Par temps froid et brumeux, mercredi 5 février, au petit matin, un Atlantique 2 prend son envol depuis la base aéronavale de Lann-Bihoué, à Lorient. Taillé pour la surveillance maritime, cet aéronef bourré d’électronique est intégré à « Baltic Sentry », une opération lancée en urgence, mi-janvier, par les pays riverains de la mer Baltique, membres de l’Otan.
L’objectif : renforcer la présence militaire de l’organisation pour protéger les infrastructures maritimes stratégiques de la région. Notamment les câbles sous-marins et les gazoducs, régulièrement visés par des actes de sabotage.

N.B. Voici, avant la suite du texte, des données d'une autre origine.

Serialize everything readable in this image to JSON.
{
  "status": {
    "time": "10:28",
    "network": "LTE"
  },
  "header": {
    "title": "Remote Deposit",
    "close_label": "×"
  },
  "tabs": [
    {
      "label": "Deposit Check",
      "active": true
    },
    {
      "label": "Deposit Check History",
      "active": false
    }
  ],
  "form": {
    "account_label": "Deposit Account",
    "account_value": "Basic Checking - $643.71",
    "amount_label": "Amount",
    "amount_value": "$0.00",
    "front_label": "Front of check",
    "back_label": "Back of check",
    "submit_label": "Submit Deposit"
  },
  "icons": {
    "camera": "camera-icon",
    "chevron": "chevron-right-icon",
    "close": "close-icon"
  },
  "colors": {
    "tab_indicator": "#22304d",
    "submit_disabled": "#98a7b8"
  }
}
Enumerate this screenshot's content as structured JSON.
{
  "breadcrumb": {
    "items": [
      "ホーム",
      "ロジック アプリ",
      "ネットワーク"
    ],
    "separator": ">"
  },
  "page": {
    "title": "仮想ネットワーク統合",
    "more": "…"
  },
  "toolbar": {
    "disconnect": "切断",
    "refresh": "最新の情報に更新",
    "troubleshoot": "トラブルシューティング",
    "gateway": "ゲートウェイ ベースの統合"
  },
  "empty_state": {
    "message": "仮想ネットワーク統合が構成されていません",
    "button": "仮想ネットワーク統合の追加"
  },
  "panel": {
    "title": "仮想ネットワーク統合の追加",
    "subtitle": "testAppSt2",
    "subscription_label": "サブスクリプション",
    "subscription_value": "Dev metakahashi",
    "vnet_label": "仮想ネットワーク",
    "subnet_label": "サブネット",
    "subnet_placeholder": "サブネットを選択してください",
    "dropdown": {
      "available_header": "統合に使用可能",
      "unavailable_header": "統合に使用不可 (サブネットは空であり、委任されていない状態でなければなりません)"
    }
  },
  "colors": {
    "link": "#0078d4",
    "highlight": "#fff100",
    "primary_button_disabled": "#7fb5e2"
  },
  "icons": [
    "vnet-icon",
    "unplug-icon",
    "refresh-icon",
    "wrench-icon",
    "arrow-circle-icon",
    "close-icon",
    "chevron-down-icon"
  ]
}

Détecter les comportements suspects
Ce jour-là, dix-huit marins de la 21e flottille ont pour mission de détecter les comportements suspects en Baltique et, le cas échéant, de renseigner l’état-major de l’Otan pour permettre une intervention en mer. La mission revêt aussi un caractère dissuasif. « L’Atlantique 2 est un couteau suisse pour les opérations aéronavales », glisse le capitaine de corvette Romain, depuis le cockpit de l’appareil. « Nous nous concentrons sur ce que nous voyons en temps réel, en croisant les renseignements récoltés avant notre départ », détaille, avec flegme, le gradé.
À 11 h, après avoir franchi l’espace aérien allemand, l’avion survole alors les eaux internationales de la Baltique. Dans une allée centrale plongée dans l’obscurité, les marins de l’aéronavale sont concentrés sur leurs postes. Les immatriculations des cargos et des tankers repérés au radar sont vérifiées. Alors qu’il longe les côtes polonaises, l’aéronef fait cap vers l’Est et se rapproche du cheval de Troie de Moscou en Europe : l’enclave de Kaliningrad.

Deux nouveaux patrouilleurs russes sont photographiés à l’aide d’une boule optronique (caméra infrarouge.) La manœuvre se fait à bonne distance. Il vaut mieux. Deux semaines auparavant, lors d’une mission similaire, l’Atlantique 2 a subi une tentative de brouillage avant d’être éclairé par un radar de conduite de tir d’un système de défense aérienne russe S400. Un comportement agressif – qui revient à pointer le laser de son fusil sur le front de quelqu’un – sans être pour autant exceptionnel.
À proximité de ses côtes, Moscou montre ses muscles face aux marines occidentales qui ont, d’ores et déjà, transformé la Baltique en un lac de l’Otan, depuis l’intégration de la Suède et de la Finlande. Qu’importent les menaces, à bord de l’Atlantique 2, les consignes n’ont pas bougé d’un iota, assure le chef de bord : « On reste à distance suffisante. Pas de démonstration de force, ni de démarche d’escalade », affirme le lieutenant de vaisseau Nicolas. Après un deuxième passage autour de Kaliningrad, ce dernier fait cap vers le golfe de Finlande.
Flotte fantôme et sabotages
La tension y est d’autant plus forte que, samedi, les trois pays baltes doivent couper leurs liens avec le réseau électrique russe, et, de facto, renforcer leur intégration au système européen. Le 25 décembre, le câble électrique Estlink 2, transportant de l’électricité de la Finlande vers l’Estonie, a été sectionné, ainsi que quatre autres câbles de télécommunications. Un tanker russe, l’Eagle S, a été intercepté par la marine finlandaise, et une enquête est en cours. Le navire soupçonné d’être responsable de l’incident appartient à la « flotte fantôme » de la Russie. Ces pétroliers qui opèrent clandestinement pour contourner les sanctions internationales sont aussi des instruments de guerre hybride. Après le sabotage d’Estlink 2, d’autres sont redoutés.
Et, justement, vers 13 h, un cargo attire l’attention des marins : l’Honever Monrovia. Ce navire, qui navigue sous pavillon du Libéria, a coupé son transpondeur et ne répond pas aux appels radios. « Ce comportement le rend immédiatement suspect », souffle le capitaine de corvette Romain. Le pilote descend rapidement à travers une mer de nuages et se retrouve le nez dans le brouillard, à 100 mètres du niveau de la mer. Le cargo suspect est survolé plusieurs fois. Des photos sont prises par le nez vitré de l’appareil et à l’aide de la caméra infrarouge.
L’équipage ne peut rien faire de plus. L’information est aussitôt transmise par radio à un Boeing P-8 Poseidon de la marine anglaise qui patrouille dans la zone. Si besoin, la Croix du Sud pourra prendre le relais. Ce bâtiment français chasseur de mines navigue en ce moment dans le secteur, équipé d’un robot sous-marin et de plongeurs. L’Atlantique 2 fait demi-tour, direction Lorient. L’aéronavale reviendra patrouiller dans cette zone à risque d’ici quelques jours.